Nuts, whereas extreme in fat, comprise largely unsaturated fats which might be thought-about useful for effectively being. An anomaly detection algorithm merely looking at full fat content material materials would likely flag these merchandise as unusual. Nonetheless the Nutri-Ranking system is designed to account for the type of fat, not merely the complete amount. It supplies a additional favorable rating to meals like plain nuts that are minimally processed and comprise healthful fats.

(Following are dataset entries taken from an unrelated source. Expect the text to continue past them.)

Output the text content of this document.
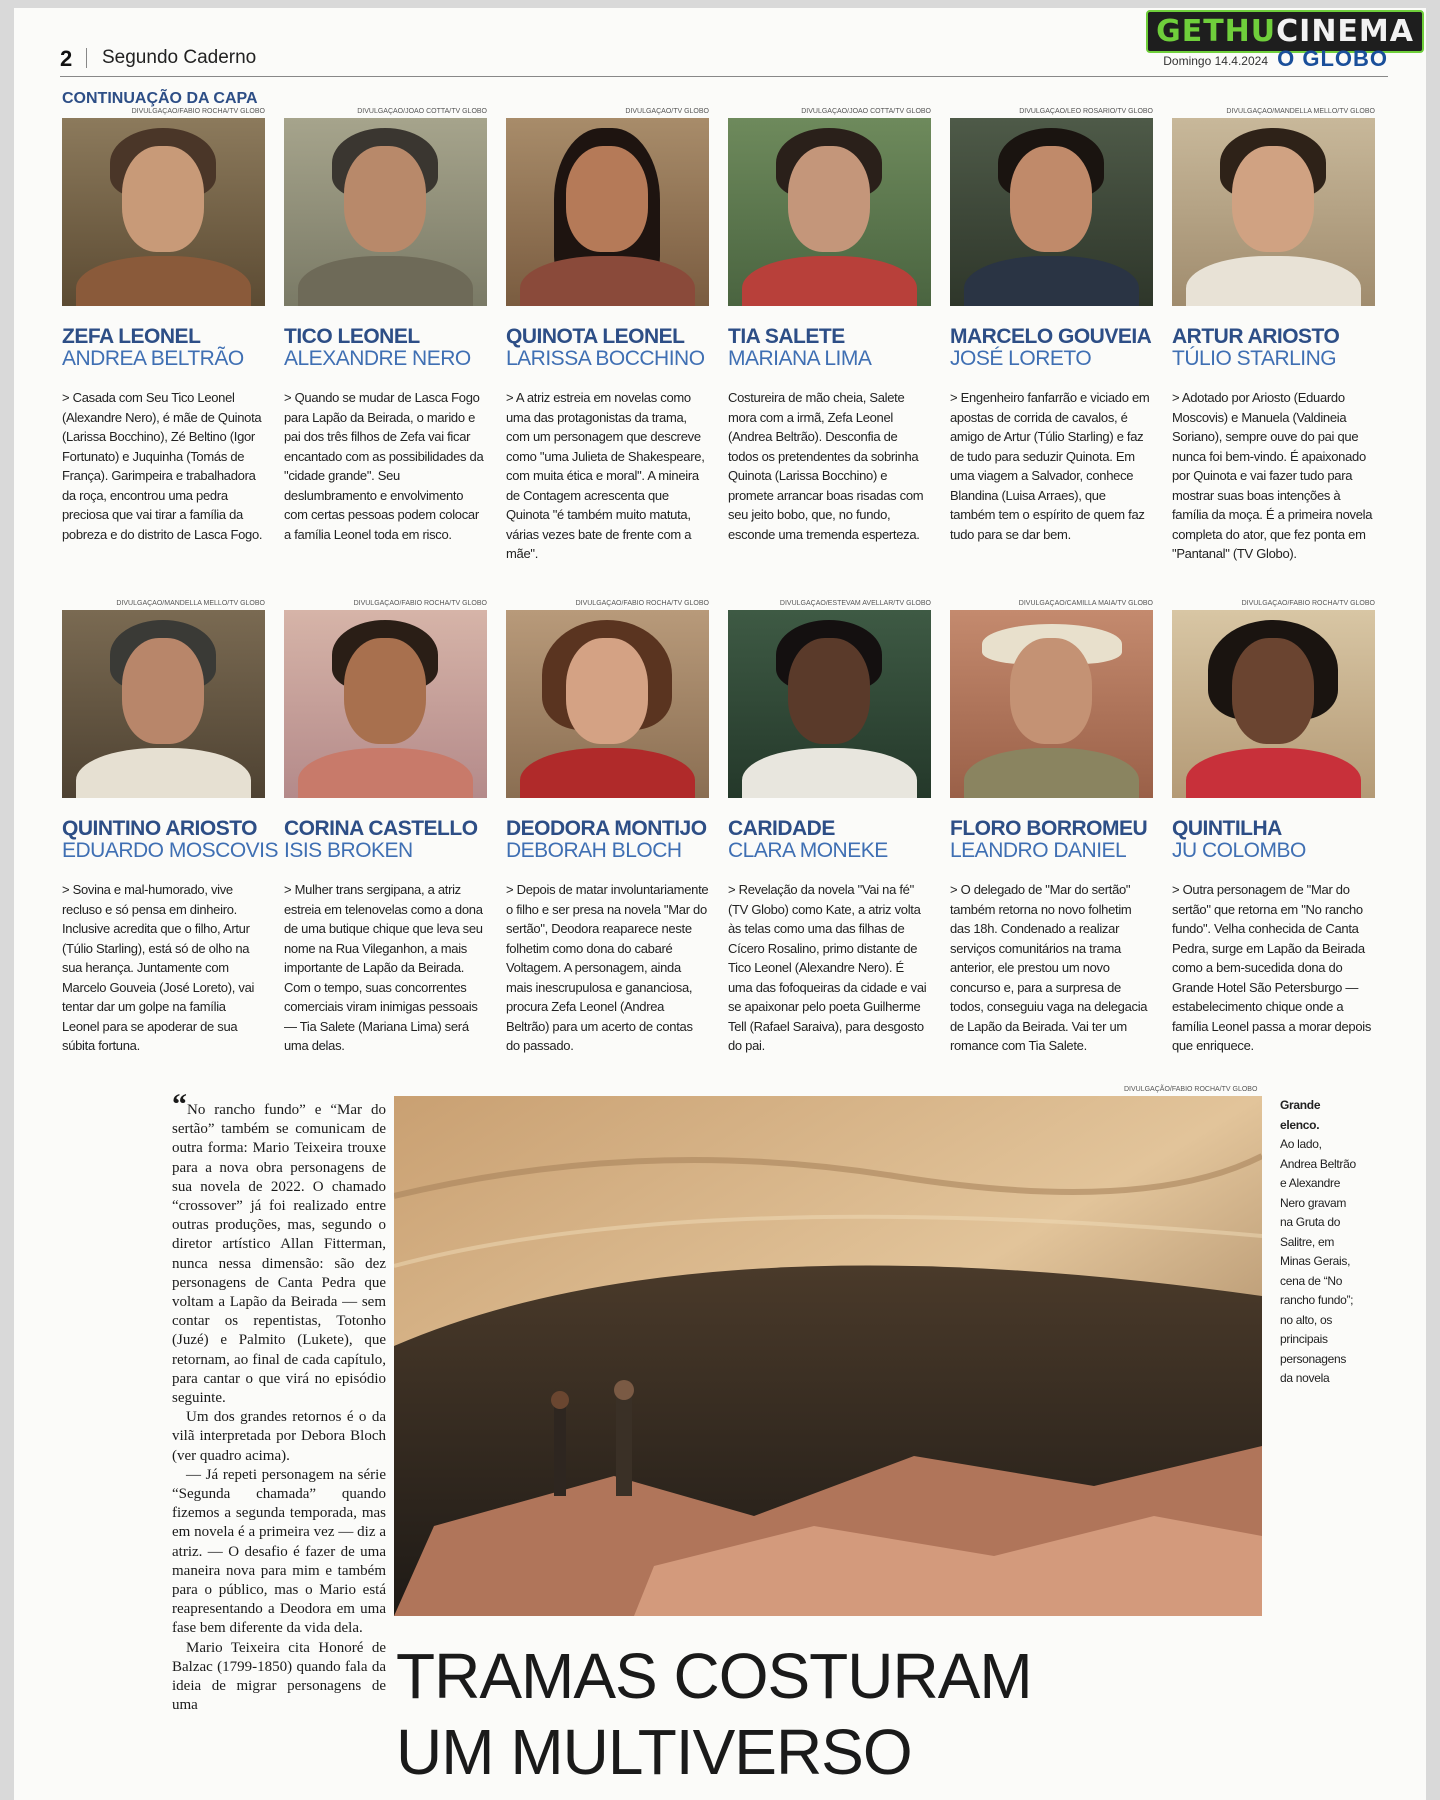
GETHUCINEMA
2 Segundo Caderno	Domingo 14.4.2024 O GLOBO
CONTINUAÇÃO DA CAPA
DIVULGAÇÃO/FABIO ROCHA/TV GLOBO
ZEFA LEONEL
ANDREA BELTRÃO
> Casada com Seu Tico Leonel (Alexandre Nero), é mãe de Quinota (Larissa Bocchino), Zé Beltino (Igor Fortunato) e Juquinha (Tomás de França). Garimpeira e trabalhadora da roça, encontrou uma pedra preciosa que vai tirar a família da pobreza e do distrito de Lasca Fogo.
DIVULGAÇÃO/JOÃO COTTA/TV GLOBO
TICO LEONEL
ALEXANDRE NERO
> Quando se mudar de Lasca Fogo para Lapão da Beirada, o marido e pai dos três filhos de Zefa vai ficar encantado com as possibilidades da "cidade grande". Seu deslumbramento e envolvimento com certas pessoas podem colocar a família Leonel toda em risco.
DIVULGAÇÃO/TV GLOBO
QUINOTA LEONEL
LARISSA BOCCHINO
> A atriz estreia em novelas como uma das protagonistas da trama, com um personagem que descreve como "uma Julieta de Shakespeare, com muita ética e moral". A mineira de Contagem acrescenta que Quinota "é também muito matuta, várias vezes bate de frente com a mãe".
DIVULGAÇÃO/JOÃO COTTA/TV GLOBO
TIA SALETE
MARIANA LIMA
Costureira de mão cheia, Salete mora com a irmã, Zefa Leonel (Andrea Beltrão). Desconfia de todos os pretendentes da sobrinha Quinota (Larissa Bocchino) e promete arrancar boas risadas com seu jeito bobo, que, no fundo, esconde uma tremenda esperteza.
DIVULGAÇÃO/LEO ROSÁRIO/TV GLOBO
MARCELO GOUVEIA
JOSÉ LORETO
> Engenheiro fanfarrão e viciado em apostas de corrida de cavalos, é amigo de Artur (Túlio Starling) e faz de tudo para seduzir Quinota. Em uma viagem a Salvador, conhece Blandina (Luisa Arraes), que também tem o espírito de quem faz tudo para se dar bem.
DIVULGAÇÃO/MANDELLA MELLO/TV GLOBO
ARTUR ARIOSTO
TÚLIO STARLING
> Adotado por Ariosto (Eduardo Moscovis) e Manuela (Valdineia Soriano), sempre ouve do pai que nunca foi bem-vindo. É apaixonado por Quinota e vai fazer tudo para mostrar suas boas intenções à família da moça. É a primeira novela completa do ator, que fez ponta em "Pantanal" (TV Globo).
DIVULGAÇÃO/MANDELLA MELLO/TV GLOBO
QUINTINO ARIOSTO
EDUARDO MOSCOVIS
> Sovina e mal-humorado, vive recluso e só pensa em dinheiro. Inclusive acredita que o filho, Artur (Túlio Starling), está só de olho na sua herança. Juntamente com Marcelo Gouveia (José Loreto), vai tentar dar um golpe na família Leonel para se apoderar de sua súbita fortuna.
DIVULGAÇÃO/FABIO ROCHA/TV GLOBO
CORINA CASTELLO
ISIS BROKEN
> Mulher trans sergipana, a atriz estreia em telenovelas como a dona de uma butique chique que leva seu nome na Rua Vileganhon, a mais importante de Lapão da Beirada. Com o tempo, suas concorrentes comerciais viram inimigas pessoais — Tia Salete (Mariana Lima) será uma delas.
DIVULGAÇÃO/FABIO ROCHA/TV GLOBO
DEODORA MONTIJO
DEBORAH BLOCH
> Depois de matar involuntariamente o filho e ser presa na novela "Mar do sertão", Deodora reaparece neste folhetim como dona do cabaré Voltagem. A personagem, ainda mais inescrupulosa e gananciosa, procura Zefa Leonel (Andrea Beltrão) para um acerto de contas do passado.
DIVULGAÇÃO/ESTEVAM AVELLAR/TV GLOBO
CARIDADE
CLARA MONEKE
> Revelação da novela "Vai na fé" (TV Globo) como Kate, a atriz volta às telas como uma das filhas de Cícero Rosalino, primo distante de Tico Leonel (Alexandre Nero). É uma das fofoqueiras da cidade e vai se apaixonar pelo poeta Guilherme Tell (Rafael Saraiva), para desgosto do pai.
DIVULGAÇÃO/CAMILLA MAIA/TV GLOBO
FLORO BORROMEU
LEANDRO DANIEL
> O delegado de "Mar do sertão" também retorna no novo folhetim das 18h. Condenado a realizar serviços comunitários na trama anterior, ele prestou um novo concurso e, para a surpresa de todos, conseguiu vaga na delegacia de Lapão da Beirada. Vai ter um romance com Tia Salete.
DIVULGAÇÃO/FABIO ROCHA/TV GLOBO
QUINTILHA
JU COLOMBO
> Outra personagem de "Mar do sertão" que retorna em "No rancho fundo". Velha conhecida de Canta Pedra, surge em Lapão da Beirada como a bem-sucedida dona do Grande Hotel São Petersburgo — estabelecimento chique onde a família Leonel passa a morar depois que enriquece.

“No rancho fundo” e “Mar do sertão” também se comunicam de outra forma: Mario Teixeira trouxe para a nova obra personagens de sua novela de 2022. O chamado “crossover” já foi realizado entre outras produções, mas, segundo o diretor artístico Allan Fitterman, nunca nessa dimensão: são dez personagens de Canta Pedra que voltam a Lapão da Beirada — sem contar os repentistas, Totonho (Juzé) e Palmito (Lukete), que retornam, ao final de cada capítulo, para cantar o que virá no episódio seguinte.

Um dos grandes retornos é o da vilã interpretada por Debora Bloch (ver quadro acima).

— Já repeti personagem na série “Segunda chamada” quando fizemos a segunda temporada, mas em novela é a primeira vez — diz a atriz. — O desafio é fazer de uma maneira nova para mim e também para o público, mas o Mario está reapresentando a Deodora em uma fase bem diferente da vida dela.

Mario Teixeira cita Honoré de Balzac (1799-1850) quando fala da ideia de migrar personagens de uma

DIVULGAÇÃO/FABIO ROCHA/TV GLOBO
Grande elenco.
Ao lado, Andrea Beltrão e Alexandre Nero gravam na Gruta do Salitre, em Minas Gerais, cena de “No rancho fundo”; no alto, os principais personagens da novela
TRAMAS COSTURAM
UM MULTIVERSO
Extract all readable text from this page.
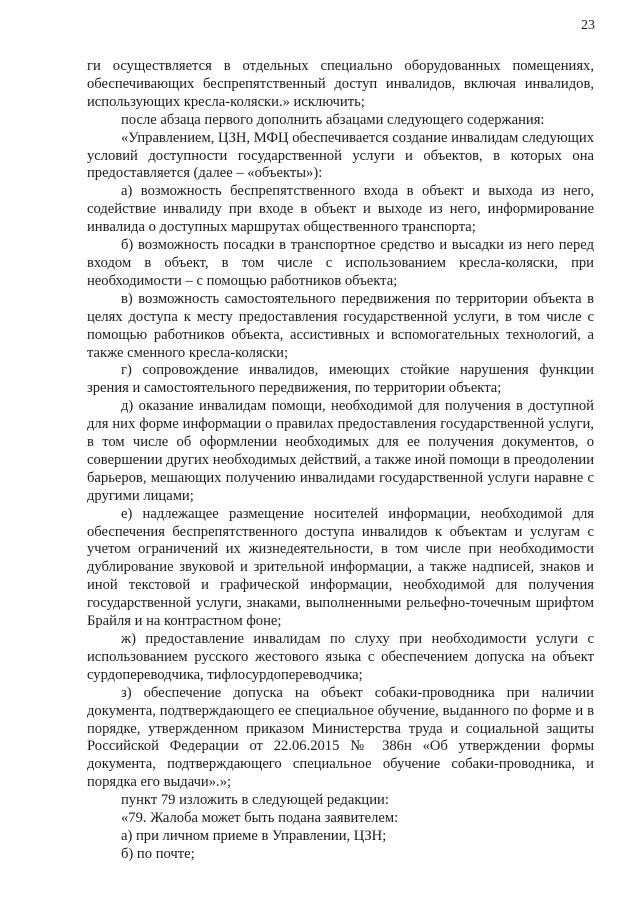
23

ги осуществляется в отдельных специально оборудованных помещениях, обеспечивающих беспрепятственный доступ инвалидов, включая инвалидов, использующих кресла-коляски.» исключить;

после абзаца первого дополнить абзацами следующего содержания:

«Управлением, ЦЗН, МФЦ обеспечивается создание инвалидам следующих условий доступности государственной услуги и объектов, в которых она предоставляется (далее – «объекты»):

а) возможность беспрепятственного входа в объект и выхода из него, содействие инвалиду при входе в объект и выходе из него, информирование инвалида о доступных маршрутах общественного транспорта;

б) возможность посадки в транспортное средство и высадки из него перед входом в объект, в том числе с использованием кресла-коляски, при необходимости – с помощью работников объекта;

в) возможность самостоятельного передвижения по территории объекта в целях доступа к месту предоставления государственной услуги, в том числе с помощью работников объекта, ассистивных и вспомогательных технологий, а также сменного кресла-коляски;

г) сопровождение инвалидов, имеющих стойкие нарушения функции зрения и самостоятельного передвижения, по территории объекта;

д) оказание инвалидам помощи, необходимой для получения в доступной для них форме информации о правилах предоставления государственной услуги, в том числе об оформлении необходимых для ее получения документов, о совершении других необходимых действий, а также иной помощи в преодолении барьеров, мешающих получению инвалидами государственной услуги наравне с другими лицами;

е) надлежащее размещение носителей информации, необходимой для обеспечения беспрепятственного доступа инвалидов к объектам и услугам с учетом ограничений их жизнедеятельности, в том числе при необходимости дублирование звуковой и зрительной информации, а также надписей, знаков и иной текстовой и графической информации, необходимой для получения государственной услуги, знаками, выполненными рельефно-точечным шрифтом Брайля и на контрастном фоне;

ж) предоставление инвалидам по слуху при необходимости услуги с использованием русского жестового языка с обеспечением допуска на объект сурдопереводчика, тифлосурдопереводчика;

з) обеспечение допуска на объект собаки-проводника при наличии документа, подтверждающего ее специальное обучение, выданного по форме и в порядке, утвержденном приказом Министерства труда и социальной защиты Российской Федерации от 22.06.2015 № 386н «Об утверждении формы документа, подтверждающего специальное обучение собаки-проводника, и порядка его выдачи».»;

пункт 79 изложить в следующей редакции:

«79. Жалоба может быть подана заявителем:

а) при личном приеме в Управлении, ЦЗН;

б) по почте;
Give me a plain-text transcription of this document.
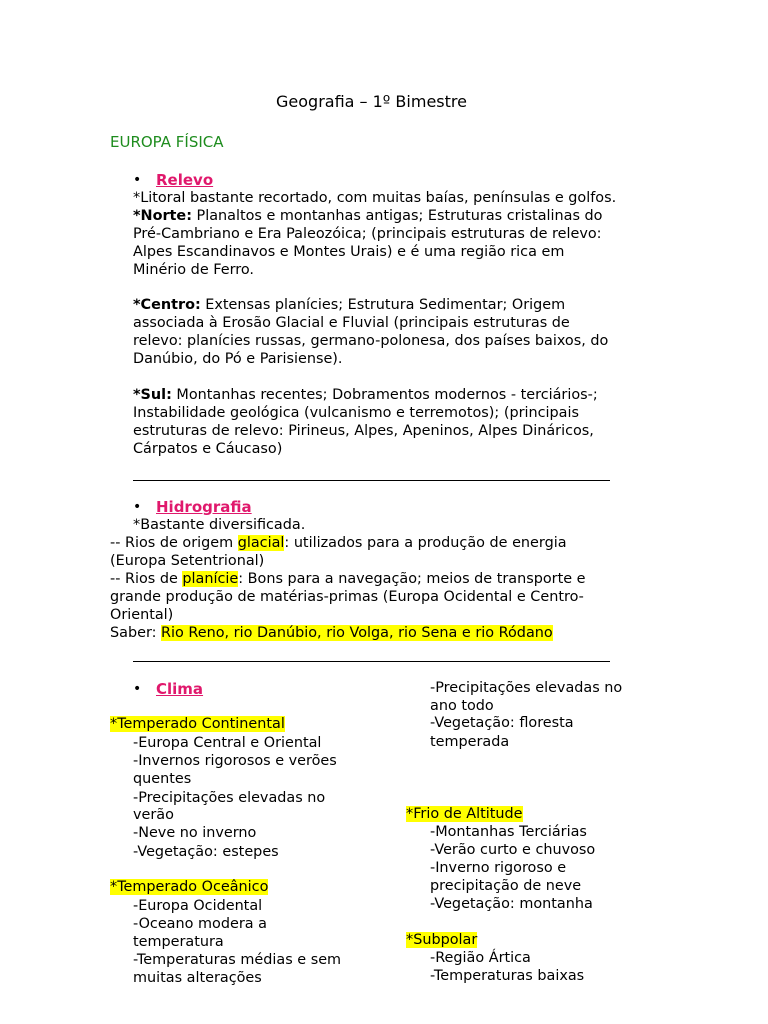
Geografia – 1º Bimestre
EUROPA FÍSICA
• Relevo
*Litoral bastante recortado, com muitas baías, penínsulas e golfos.
*Norte: Planaltos e montanhas antigas; Estruturas cristalinas do
Pré-Cambriano e Era Paleozóica; (principais estruturas de relevo:
Alpes Escandinavos e Montes Urais) e é uma região rica em
Minério de Ferro.
*Centro: Extensas planícies; Estrutura Sedimentar; Origem
associada à Erosão Glacial e Fluvial (principais estruturas de
relevo: planícies russas, germano-polonesa, dos países baixos, do
Danúbio, do Pó e Parisiense).
*Sul: Montanhas recentes; Dobramentos modernos - terciários-;
Instabilidade geológica (vulcanismo e terremotos); (principais
estruturas de relevo: Pirineus, Alpes, Apeninos, Alpes Dináricos,
Cárpatos e Cáucaso)
• Hidrografia
*Bastante diversificada.
-- Rios de origem glacial: utilizados para a produção de energia
(Europa Setentrional)
-- Rios de planície: Bons para a navegação; meios de transporte e
grande produção de matérias-primas (Europa Ocidental e Centro-
Oriental)
Saber: Rio Reno, rio Danúbio, rio Volga, rio Sena e rio Ródano
• Clima
*Temperado Continental
-Europa Central e Oriental
-Invernos rigorosos e verões
quentes
-Precipitações elevadas no
verão
-Neve no inverno
-Vegetação: estepes
*Temperado Oceânico
-Europa Ocidental
-Oceano modera a
temperatura
-Temperaturas médias e sem
muitas alterações
-Precipitações elevadas no
ano todo
-Vegetação: floresta
temperada
*Frio de Altitude
-Montanhas Terciárias
-Verão curto e chuvoso
-Inverno rigoroso e
precipitação de neve
-Vegetação: montanha
*Subpolar
-Região Ártica
-Temperaturas baixas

So reasonably than being a flaw, the reality that nuts are usually detected as outliers by an unsupervised model really shows the Nutri-Ranking methodology working as meant. It demonstrates that Nutri-Ranking is providing a nuanced analysis that goes previous simplistic measures of explicit particular person nutritional vitamins. This underscores the importance of considering the Nutri-Ranking throughout the context of a meals’s whole diploma of processing and the usual of its substances, not merely the raw dietary numbers.
As a further step, we’ll moreover take a look at which dietary choices contributed most to the outlier detection by computing the widespread CoDisp per dimension:
dim_codisp = np.zeros([n,d],dtype=float)
for tree in forest:
for leaf in tree.leaves:
codisp,cutdim = tree.codisp_with_cut_dimension(leaf)
dim_codisp[leaf,cutdim] += codispfeature_importance_anomaly = np.indicate(dim_codisp[avg_codisp>50,:],axis=0)
This tells us which nutritional vitamins are sometimes most inconsistent with the assigned Nutri-Scores for anomalous merchandise.
By leveraging the Open Meals Data database and unsupervised anomaly detection with Random Decrease Forest, we’ll set up outlier merchandise the place the Nutri-Ranking grade may not exactly replicate the dietary contents. This analysis may assist validate the Nutri-Ranking system and flooring potential factors in how the scores are assigned. The code shared provides a template for conducting any such consistency look at on open dietary datasets.